Pretend you just pulled the Queen. Now you’re the question master.
(I swear I didn’t intend for this to turn into a post about drinking games. I swear I’ve grown up and haven’t actually played a drinking game in a very long time. But I’m just gonna go with it. Circle of death, anyone? Is that just a Wisconsin thing?)
The most important thing I’ve learned in my journey to become a master networker is this: People love talking about themselves.
At an event where you’re trying to build relationships, it is your mission to give your fellow networkers that opportunity. I think I read an article once that said the key to networking is to ask four questions in return for every one statement you make about yourself.

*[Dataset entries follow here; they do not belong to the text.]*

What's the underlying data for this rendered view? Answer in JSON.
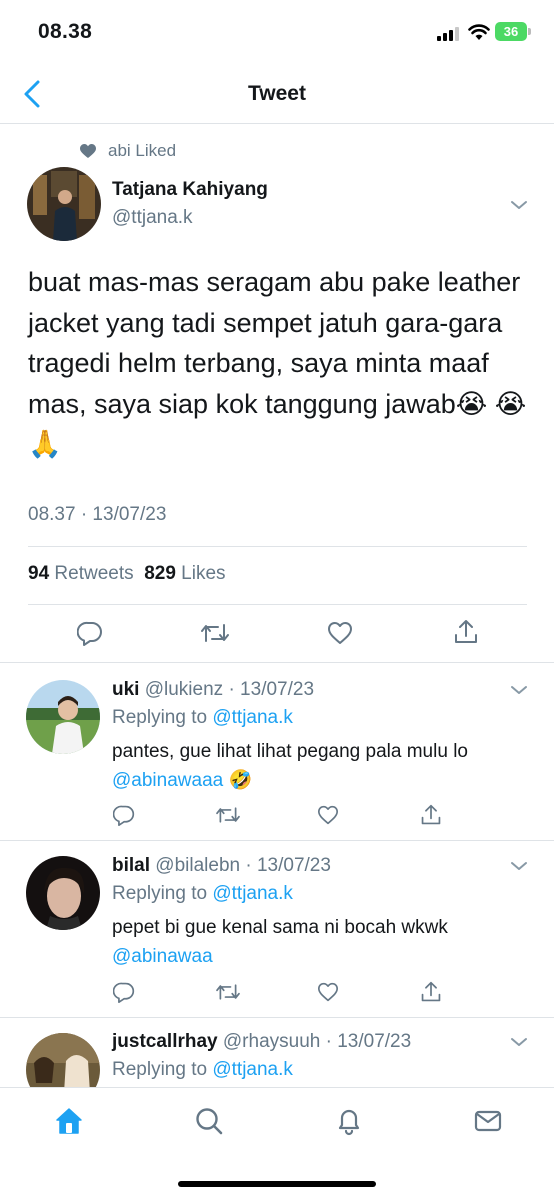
{
  "status_bar": {
    "time": "08.38",
    "battery": "36"
  },
  "header": {
    "title": "Tweet"
  },
  "main_tweet": {
    "social_context": "abi Liked",
    "author_name": "Tatjana Kahiyang",
    "author_handle": "@ttjana.k",
    "text": "buat mas-mas seragam abu pake leather jacket yang tadi sempet jatuh gara-gara tragedi helm terbang, saya minta maaf mas, saya siap kok tanggung jawab😭 😭 🙏",
    "timestamp": "08.37 · 13/07/23",
    "retweets_count": "94",
    "retweets_label": "Retweets",
    "likes_count": "829",
    "likes_label": "Likes"
  },
  "replies": [
    {
      "name": "uki",
      "handle": "@lukienz",
      "date": "· 13/07/23",
      "replying_label": "Replying to",
      "replying_to": "@ttjana.k",
      "text": "pantes, gue lihat lihat pegang pala mulu lo",
      "mention": "@abinawaaa",
      "emoji": "🤣"
    },
    {
      "name": "bilal",
      "handle": "@bilalebn",
      "date": "· 13/07/23",
      "replying_label": "Replying to",
      "replying_to": "@ttjana.k",
      "text": "pepet bi gue kenal sama ni bocah wkwk",
      "mention": "@abinawaa",
      "emoji": ""
    },
    {
      "name": "justcallrhay",
      "handle": "@rhaysuuh",
      "date": "· 13/07/23",
      "replying_label": "Replying to",
      "replying_to": "@ttjana.k"
    }
  ],
  "icons": {
    "back": "chevron-left-icon",
    "reply": "reply-icon",
    "retweet": "retweet-icon",
    "like": "heart-icon",
    "share": "share-icon",
    "home": "home-icon",
    "search": "search-icon",
    "notifications": "bell-icon",
    "messages": "mail-icon"
  },
  "colors": {
    "accent": "#1da1f2",
    "muted": "#657786",
    "text": "#14171a",
    "divider": "#dfe3e7",
    "battery": "#4cd964"
  }
}
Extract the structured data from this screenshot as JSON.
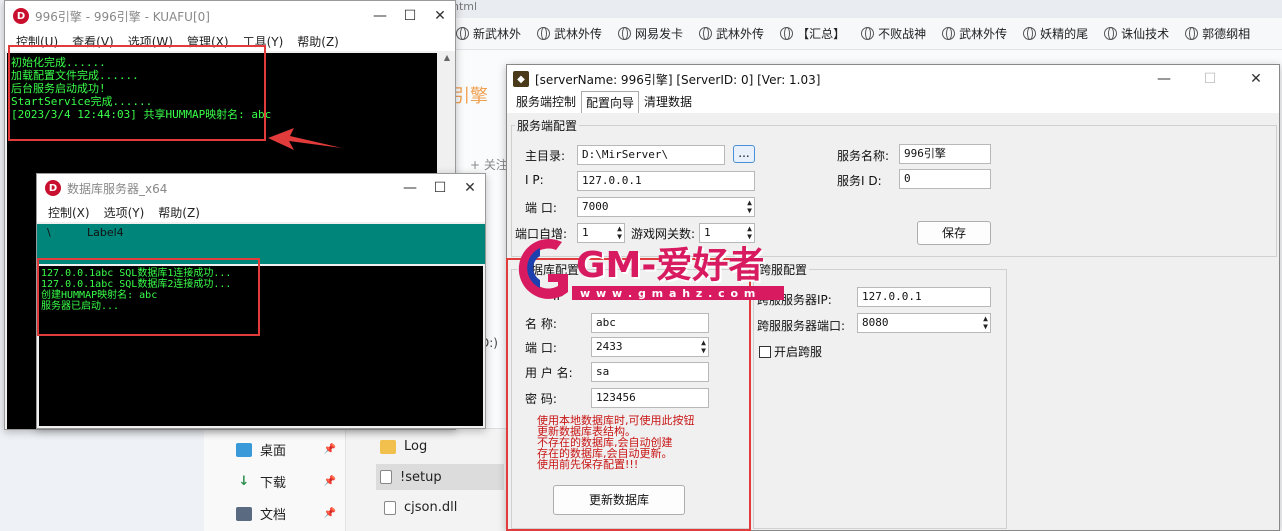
{
  "browser": {
    "tab_fragment": "html",
    "bookmarks": [
      "新武林外",
      "武林外传",
      "网易发卡",
      "武林外传",
      "【汇总】",
      "不败战神",
      "武林外传",
      "妖精的尾",
      "诛仙技术",
      "郭德纲相"
    ],
    "bg_orange_text": "引擎",
    "bg_follow_text": "+ 关注",
    "bg_misc_text": "D:)"
  },
  "explorer": {
    "left_items": [
      {
        "label": "桌面",
        "icon": "desktop-icon",
        "color": "#3a9ad9"
      },
      {
        "label": "下载",
        "icon": "download-icon",
        "color": "#2d8f4e"
      },
      {
        "label": "文档",
        "icon": "document-icon",
        "color": "#5a6a80"
      }
    ],
    "right_items": [
      {
        "label": "Log",
        "icon": "folder-icon"
      },
      {
        "label": "!setup",
        "icon": "file-icon"
      },
      {
        "label": "cjson.dll",
        "icon": "dll-file-icon"
      }
    ]
  },
  "main_window": {
    "title": "996引擎 - 996引擎 - KUAFU[0]",
    "menu": [
      "控制(U)",
      "查看(V)",
      "选项(W)",
      "管理(X)",
      "工具(Y)",
      "帮助(Z)"
    ],
    "log": [
      "初始化完成......",
      "加载配置文件完成......",
      "后台服务启动成功!",
      "StartService完成......",
      "[2023/3/4 12:44:03] 共享HUMMAP映射名: abc"
    ]
  },
  "db_window": {
    "title": "数据库服务器_x64",
    "menu": [
      "控制(X)",
      "选项(Y)",
      "帮助(Z)"
    ],
    "status_left": "\\",
    "status_label": "Label4",
    "log": [
      "127.0.0.1abc SQL数据库1连接成功...",
      "127.0.0.1abc SQL数据库2连接成功...",
      "创建HUMMAP映射名: abc",
      "服务器已启动..."
    ]
  },
  "config_window": {
    "title": "[serverName: 996引擎] [ServerID: 0] [Ver:  1.03]",
    "tabs": [
      "服务端控制",
      "配置向导",
      "清理数据"
    ],
    "active_tab": 1,
    "server_group_title": "服务端配置",
    "main_dir_label": "主目录:",
    "main_dir_value": "D:\\MirServer\\",
    "browse_label": "...",
    "ip_label": "I    P:",
    "ip_value": "127.0.0.1",
    "port_label": "端    口:",
    "port_value": "7000",
    "port_auto_label": "端口自增:",
    "port_auto_value": "1",
    "gateway_label": "游戏网关数:",
    "gateway_value": "1",
    "server_name_label": "服务名称:",
    "server_name_value": "996引擎",
    "server_id_label": "服务I  D:",
    "server_id_value": "0",
    "save_label": "保存",
    "db_group_title": "数据库配置",
    "db_ip_fragment": "IP",
    "db_name_label": "名    称:",
    "db_name_value": "abc",
    "db_port_label": "端    口:",
    "db_port_value": "2433",
    "db_user_label": "用 户 名:",
    "db_user_value": "sa",
    "db_pass_label": "密    码:",
    "db_pass_value": "123456",
    "db_note": "使用本地数据库时,可使用此按钮更新数据库表结构。\n不存在的数据库,会自动创建\n存在的数据库,会自动更新。\n使用前先保存配置!!!",
    "update_db_label": "更新数据库",
    "cross_group_title": "跨服配置",
    "cross_ip_label": "跨服服务器IP:",
    "cross_ip_value": "127.0.0.1",
    "cross_port_label": "跨服服务器端口:",
    "cross_port_value": "8080",
    "cross_enable_label": "开启跨服",
    "cross_enabled": false
  },
  "watermark": {
    "text": "GM-爱好者",
    "url": "w w w . g m a h z . c o m"
  },
  "colors": {
    "console_green": "#39ff4a",
    "teal_status": "#00857a",
    "highlight_red": "#e23b3b",
    "note_red": "#c81414",
    "logo_red": "#c8102e"
  }
}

I’ve found the only way to be good at that is to have a plan. Make a list of 5-10 questions to have ready to roll, so you’ve always got material to draw from.
Pay attention to their answers.
Now, going into an event with a list of canned questions is great and all, but what happens when you run out of material? Awkward silence, that’s what.
Instead of worrying about remembering the next question you’re going to ask while someone is giving you their answer, listen to what they’re saying. Revolutionary, I know. Again, people love talking about themselves, but they love it even more when they feel like what they have to say is actually interesting. Make them feel interesting by asking follow-up questions that dig deeper into the answer they give you.
I don’t care if you’re building a business, looking for a new career opportunity, or honestly just trying to make some friends.
Networking is one of, if not the, most important skill you need to master to be successful.
You’ve heard this before, and if you’re anything like me, you probably didn’t/don’t believe it. You don’t have to believe me either, but I’m here to confirm that, slowly but surely, networking actually does get easier. Asking thoughtful questions becomes less of a stumble and more of a well-choreographed dance.
Don’t take my word for it, though. Get out there and practice, people.